Dans le fond ce ne sont pas les exactions commises contre les Kurdes qui génèrent l’indignation de nombreux pays mais plus prosaïquement les conséquences pour leur propre sécurité de cette attaque turque. En effet, les déclarations de l’affolé du bulbe américain ne sont guère critiquées frontalement car les mesures de rétorsion paraissent trop dangereuses.

Quelques déclarations généralistes suffisent à satisfaire quelques doutes moraux. Il n’y a pourtant aucun doute : les USA apportent leur soutien au sultan d’Ankara contre les Kurdes comme ils le font pour Israël face aux Palestiniens. La raison du plus fort paraît toujours être la plus forte !

Illico la Maison blanche a décidé de retirer un millier de soldats qui œuvraient au coté des Pechmergas dans leur combat contre les djihadistes pour annoncer le redéploiement de 3 000 GI avec armes et bagages sur les bases en Arabie saoudite. Coïncidence ? Impossible. Il s’agit simplement de recentrer les forces dans l’hypothèse d’un conflit avec l’Iran.

On abandonne des « alliés » à leur terrible sort au nom de « la sortie de guerres » sans intérêt pour l’Amérique afin de se préparer à entrer dans un nouveau conflit. Il est vrai que les Kurdes n’ont pas de pétrole mais que des idées démocratiques assez dangereuses.

Alors dans un tel contexte la France s’alarme des effets de ce nettoyage ethnique en cours. Elle n’a dans le fond aucun moyen réel de s’y opposer. Ce n’est pas l’arrêt de potentielles livraisons d’armes aux Turcs qui changeront la donne car ces derniers ont suffisamment de réserves et de matériels pour se priver des arrivages occidentaux.

En fait la préoccupation de l’Élysée c’est l’évasion potentielle de terroristes revanchards car oubliés par leur pays d’origine. On appelle ça en terme diplomatique la « crainte d’uns situation humanitaire intenable »

Les combats sont intenses et auraient provoqué plus de 150 personnes, dont une cinquantaine de civils, et l’exode de plus de 130.000. Des convois pacifiques ont été attaqués et les « miliciens » armés, soutenus logistiquement et par des appuis aériens ou d’artillerie progressent afin de chasser les habitants. Dans ce territoire conquis et « nettoyés » ils implanteront des centaines de milliers de Syriens favorables au régime d’Erdogan. Une colonisation par la force qui va coincer le peuple Kurdes entre des ennemis susceptibles de les étouffer culturellement et économiquement.

Il est impossible que cette stratégie n’ait pas été connue des pays de l’Alliance anti-Daesh. Les Américains l’ont approuvé en faisant semblant d’avoir des états d’âme humanitaire. L’Europe ressemble aux trois singe et se préoccupe surtout de la fuite de plusieurs centaines de proches du groupe Etat islamique (EI) d’un camp de Syrie.

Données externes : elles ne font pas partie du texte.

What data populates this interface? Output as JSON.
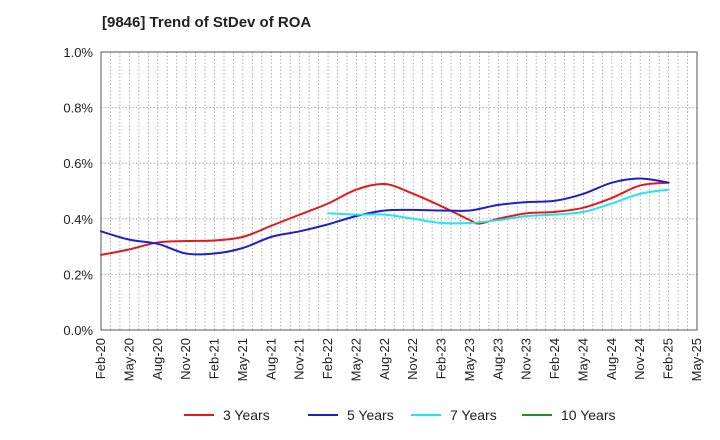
{
  "chart_data": {
    "type": "line",
    "title": "[9846]  Trend of StDev of ROA",
    "xlabel": "",
    "ylabel": "",
    "ylim": [
      0.0,
      1.0
    ],
    "y_ticks": [
      "0.0%",
      "0.2%",
      "0.4%",
      "0.6%",
      "0.8%",
      "1.0%"
    ],
    "x_ticks": [
      "Feb-20",
      "May-20",
      "Aug-20",
      "Nov-20",
      "Feb-21",
      "May-21",
      "Aug-21",
      "Nov-21",
      "Feb-22",
      "May-22",
      "Aug-22",
      "Nov-22",
      "Feb-23",
      "May-23",
      "Aug-23",
      "Nov-23",
      "Feb-24",
      "May-24",
      "Aug-24",
      "Nov-24",
      "Feb-25",
      "May-25"
    ],
    "grid": true,
    "legend_position": "bottom",
    "series": [
      {
        "name": "3 Years",
        "color": "#e31a1c",
        "points": [
          [
            "Feb-20",
            0.27
          ],
          [
            "May-20",
            0.29
          ],
          [
            "Aug-20",
            0.315
          ],
          [
            "Nov-20",
            0.32
          ],
          [
            "Feb-21",
            0.322
          ],
          [
            "May-21",
            0.335
          ],
          [
            "Aug-21",
            0.375
          ],
          [
            "Nov-21",
            0.415
          ],
          [
            "Feb-22",
            0.455
          ],
          [
            "May-22",
            0.505
          ],
          [
            "Aug-22",
            0.525
          ],
          [
            "Nov-22",
            0.49
          ],
          [
            "Feb-23",
            0.445
          ],
          [
            "May-23",
            0.395
          ],
          [
            "Jun-23",
            0.383
          ],
          [
            "Aug-23",
            0.4
          ],
          [
            "Nov-23",
            0.42
          ],
          [
            "Feb-24",
            0.425
          ],
          [
            "May-24",
            0.44
          ],
          [
            "Aug-24",
            0.475
          ],
          [
            "Nov-24",
            0.52
          ],
          [
            "Feb-25",
            0.53
          ]
        ]
      },
      {
        "name": "5 Years",
        "color": "#1f1fc8",
        "points": [
          [
            "Feb-20",
            0.355
          ],
          [
            "May-20",
            0.325
          ],
          [
            "Aug-20",
            0.31
          ],
          [
            "Nov-20",
            0.275
          ],
          [
            "Feb-21",
            0.275
          ],
          [
            "May-21",
            0.295
          ],
          [
            "Aug-21",
            0.335
          ],
          [
            "Nov-21",
            0.355
          ],
          [
            "Feb-22",
            0.38
          ],
          [
            "May-22",
            0.41
          ],
          [
            "Aug-22",
            0.43
          ],
          [
            "Nov-22",
            0.432
          ],
          [
            "Feb-23",
            0.43
          ],
          [
            "May-23",
            0.43
          ],
          [
            "Aug-23",
            0.45
          ],
          [
            "Nov-23",
            0.46
          ],
          [
            "Feb-24",
            0.465
          ],
          [
            "May-24",
            0.49
          ],
          [
            "Aug-24",
            0.53
          ],
          [
            "Nov-24",
            0.545
          ],
          [
            "Feb-25",
            0.53
          ]
        ]
      },
      {
        "name": "7 Years",
        "color": "#22e5ee",
        "points": [
          [
            "Feb-22",
            0.42
          ],
          [
            "May-22",
            0.415
          ],
          [
            "Aug-22",
            0.415
          ],
          [
            "Nov-22",
            0.4
          ],
          [
            "Feb-23",
            0.385
          ],
          [
            "May-23",
            0.385
          ],
          [
            "Aug-23",
            0.395
          ],
          [
            "Nov-23",
            0.41
          ],
          [
            "Feb-24",
            0.415
          ],
          [
            "May-24",
            0.425
          ],
          [
            "Aug-24",
            0.455
          ],
          [
            "Nov-24",
            0.49
          ],
          [
            "Feb-25",
            0.505
          ]
        ]
      },
      {
        "name": "10 Years",
        "color": "#2a8a2a",
        "points": []
      }
    ]
  }
}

C’est une véritable bombe à retardement qui va alimenter la peur déjà élément décisif des votes populistes ou extrémistes sur le vieux continent. Les amalgames se développent et alimentent une vraie crise des esprits. Les démocraties sortiront encore une fois encore plus affaiblies de cet épisode de renoncement aux valeurs qui devraient être les siennes.

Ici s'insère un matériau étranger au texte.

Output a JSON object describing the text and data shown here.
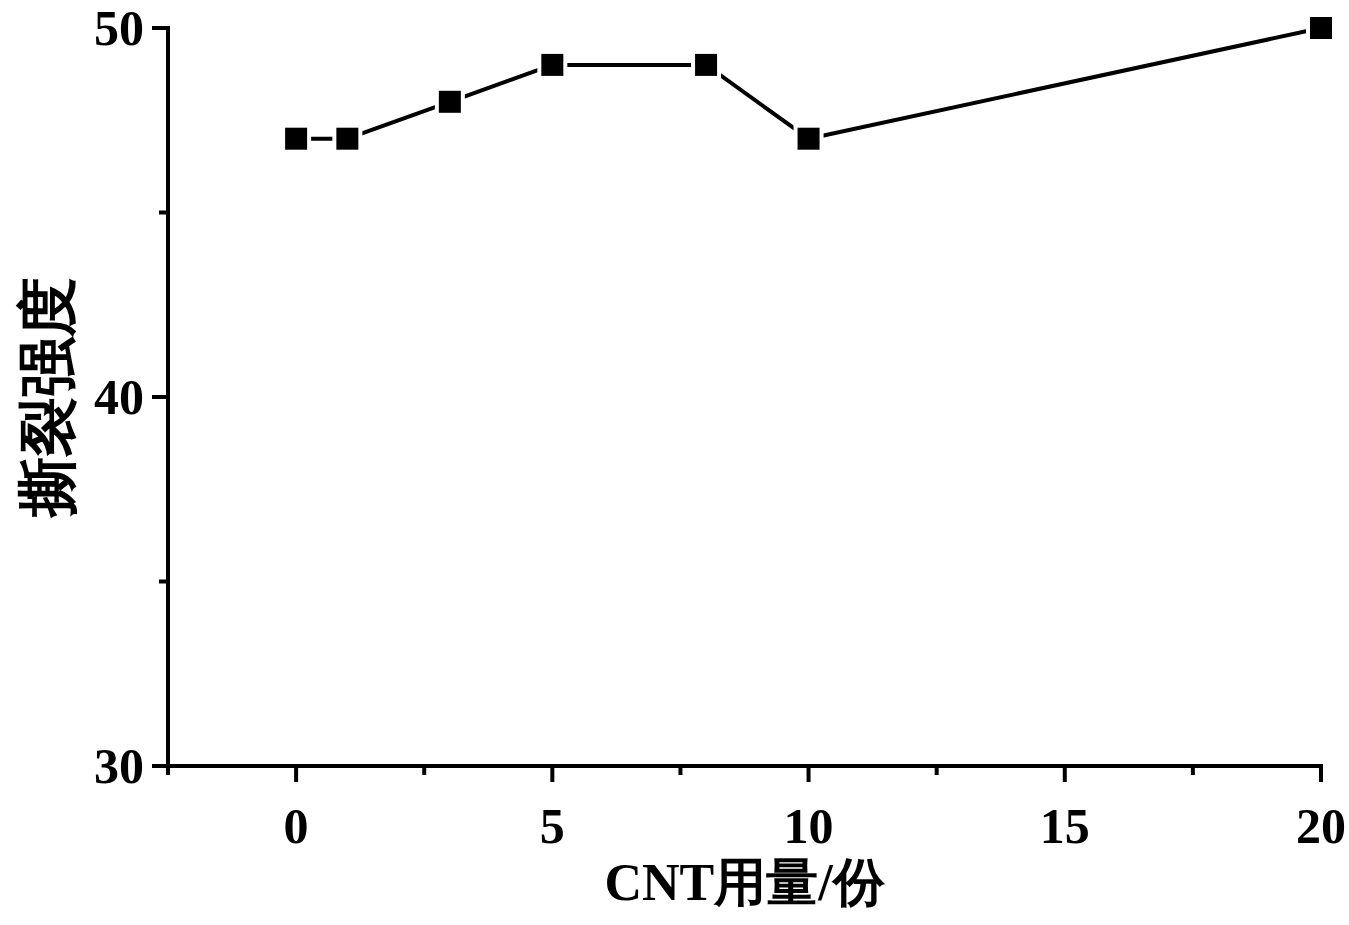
{
  "chart_data": {
    "type": "line",
    "xlabel": "CNT用量/份",
    "ylabel": "撕裂强度",
    "x": [
      0,
      1,
      3,
      5,
      8,
      10,
      20
    ],
    "series": [
      {
        "color": "#000000",
        "values": [
          47,
          47,
          48,
          49,
          49,
          47,
          50
        ]
      }
    ],
    "xlim": [
      -2.5,
      20
    ],
    "ylim": [
      30,
      50
    ],
    "xticks": [
      {
        "value": -2.5,
        "label": null
      },
      0,
      {
        "value": 2.5,
        "label": null
      },
      5,
      {
        "value": 7.5,
        "label": null
      },
      10,
      {
        "value": 12.5,
        "label": null
      },
      15,
      {
        "value": 17.5,
        "label": null
      },
      20
    ],
    "yticks": [
      30,
      {
        "value": 35,
        "label": null
      },
      40,
      {
        "value": 45,
        "label": null
      },
      50
    ],
    "marker": "square",
    "line_style": "solid"
  }
}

Que peuvent dire désormais les gouvernements européens qui ont encouragé à la lutte contre le régime syrien et qui se révèlent incapables de s’opposer à la volonté hégémonique de la Turquie ? Comment vont-ils pouvoir condamner le fait que des unités de l’armée syrienne se dirigent dans le nord du pays pour faire face à l’agression turque.

Les autorités kurdes ont reconnu… avoir passé un accord avec Damas pour ce déploiement le long de la frontière pour repousser l’offensive turque. L’escalade sera forcément dangereuse. Elle n’a pas été possible sans que l’allié principal de Bachar El Assad, la Russie ne lui ait donné le feu vert… et que les Européens ne soient pas intervenus.

Il s’agit dans les 48 heures de la survie du peuple Kurde. Ses dirigeants ont donc décidé de choisir entre la peste et la choléra car après s’être battus pour notre sécurité il doivent sauver leurs familles.

Erdogan n’a qu’une seule obsession : en finir avec ceux qu’ils considèrent comme de mauvais exemples pour la Turquie.

On n’est pas très loin sur le principe de ce que les dirigeants turcs ont fait avec les Arméniens au début du dernier siècle. Pour lui c’est une vraie « guerre » dont il espère sortir vainqueur et couvert de gloire. Rien ne l’arrêtera à court terme. Des menaces directes ont été brandies contre les soldats français (deux d’entre eux auraient été blessés) et dit-on à l’égard des bases américaines… Il va aller jusqu’au bout! il sait que le temps travaille en sa faveur.